I don't know a working mother who hasn't found herself in some version of Pine's dilemma – caught between the demands of a very important professional obligation and the very sudden needs of a child. I don't know a mother who hasn't had to make a snap decision about the course of her day, knowing that choice could have serious consequences for her career or her child. Pine made a judgment call, one that she hoped would enable her to fulfill her duties to her baby and her students. And that's what this is really about. That rock and that hard place.
The issue isn't that Pine nursed her kid. If there's any venue in the world that should be hospitable to a breast-feeding mother, I sincerely hope and pray that place is a classroom for feminist study. It's clear Pine, who has taught at AU for four years, isn't the type to drag her baby around campus willy-nilly. She is a woman who says, "I have tried to maintain as much of a separation as possible between my small family and my professional life," who found herself in an emergency situation.
Yet she handled it with increasing clumsiness as it unfolded. The university has said that Pine's choice to bring her baby to class "does not reflect professional conduct" from a health and hygiene standpoint. And it's correct – a baby who is too sick to go to daycare is too sick to be around a class full of students. It's not good for her or them. Pine may genuinely have feared professional reprisal, but without any alternative care options, she should have left that first class to her teaching assistant. Believe me, I get it. On a morning just last week I had to gaze into my daughter's pink, infected eyes and mutter a stream of "My day just got hosed" curses under my breath. It sucks. But sucks is what you get some days. Not because you can't multitask, but because you shouldn't take a sick kid out.
Pine did what seemed like the only option at the moment, and was no doubt surprised that anyone would take issue with her choice, including a few minutes of nursing. She had a right to tell the Eagle she didn't see the newsworthiness of the event. But she was tremendously wrong to ask the paper not to run the story (although it has yet to) and wrong to ask it to scrub her comments and her name from it. An educator should never traffic in the business of trying to shut down conversation. End of story.

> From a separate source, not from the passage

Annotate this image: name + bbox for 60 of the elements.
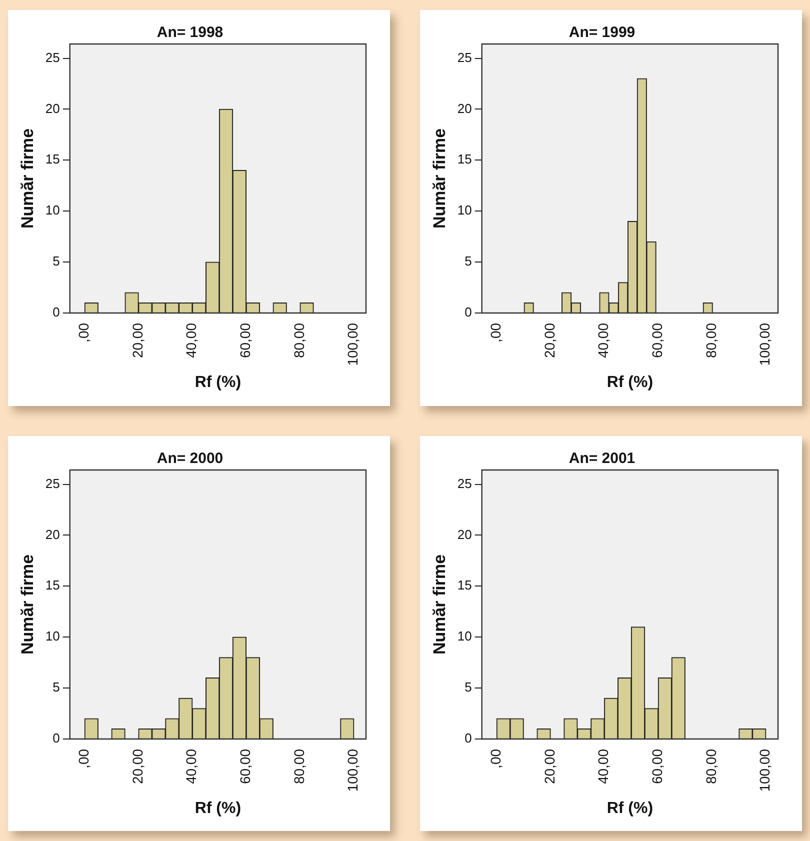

In her Counterpunch piece, Pine says, "I doubt anyone saw my nipple, because I'm pretty good at covering it. But if they did, they now know that I too, a university professor, like them, have nipples." But it's not about the nipples. If it is, for any student or student reporter, it shouldn't be. What matters in this story is that it shows yet again the difficult choices working mothers face every single day. It shows how overheated the conversation can become – accusatory on one side, self-sabotagingly defensive on the other. And that while we try our best to balance home and work, some days, everybody falls short -- the confrontational reporter, the angry students, the censorious professor. Nobody wins. Sometimes, the best that can happen is the baby gets fed.